The EU Innovation Hub for Internal Security has examined the impact of cryptocurrency mixers and privacy coins on regulatory efforts. This inaugural study on encryption highlighted the challenges posed by these technologies in ensuring regulatory compliance.
The report underscores cryptographic technologies’ “dual-use” nature, which can balance personal privacy against collective security. Despite the potential benefits, adopting bitcoin mixing methods poses significant regulatory hurdles in Europe.
The EU Innovation Hub highlighted specific risks associated with certain cryptocurrencies and technologies. Monero, Zcash, Grin (GRIN), Dash, layer-2 solutions, and zero-knowledge proofs were identified for their roles in obscuring blockchain visibility. These methods complicate law enforcement’s tracing efforts, mainly when used with noncompliant exchanges and crypto-mixing services.
📢 Just published: new report on the use of encrypted communications in criminal investigations.
— Eurojust (@Eurojust) June 10, 2024
The report, from the EU Innovation Hub, stresses balance between security & privacy.
Download here 👇https://t.co/wJUocAi32y pic.twitter.com/dA9dbfVSwx
The study highlights mixers and privacy coins like Tornado Cash, which have been instrumental in obscuring transaction details for years.
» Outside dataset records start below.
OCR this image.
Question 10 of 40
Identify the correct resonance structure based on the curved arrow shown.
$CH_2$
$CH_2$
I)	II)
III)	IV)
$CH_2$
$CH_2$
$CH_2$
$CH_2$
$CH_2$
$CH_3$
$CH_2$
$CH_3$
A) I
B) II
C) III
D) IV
Despite these challenges, the report notes that law enforcement can still conduct investigations if they access a suspect’s private keys.
Collaboration and Contributions
The study was a collaborative effort involving various EU entities, including Europol, Eurojust, and the European Council’s Counter-Terrorism Coordinator. Their collective input provided a comprehensive view of encryption technologies’ challenges and potential regulatory strategies.
The recent conviction of Tornado Cash creator Alexey Pertsev for money laundering underscores the risks for developers involved in creating such technologies. The non-custodial nature of Tornado Cash, which does not retain control over transferred funds, did not prevent legal action from being taken against its creator.
More Criticism on Crypto
This is not the first time Europe has been showing some stance against crypto. Back in February, officials from the European Central Bank (ECB) have shown disapproval of Bitcoin following the endorsement of the first bitcoin spot ETFs by the US Securities and Exchanges Commission (SEC).
While Bitcoin supporters have praised the SEC’s decision as a validation of its legitimacy, a blog post authored by two ECB representatives describes it as a “misjudgement by the authorities” and likens it to the “emperor’s new clothes.”
The representatives also refer to the ensuing price spike after the SEC decision as a “dead cat bounce” rather than evidence of an “unstoppable success.”
The blog further critiques the EU’s Markets in Crypto Assets (MiCA) regulation for misleading “uninformed outsiders” into believing that with MiCA, Bitcoin would be regulated and secure.
Although the blog does not officially represent the ECB’s stance, the two authors hold senior positions within the bank. Ulrich Bindseil is the director-general of market infrastructure and payments, while Jürgen Schaaf is an advisor in the same division.
The two officials also cautioned about the dangers of Bitcoin in an earlier post in November 2022, highlighting its failure to become a global decentralized digital currency and a reliable financial asset, predicting its value would inevitably decline.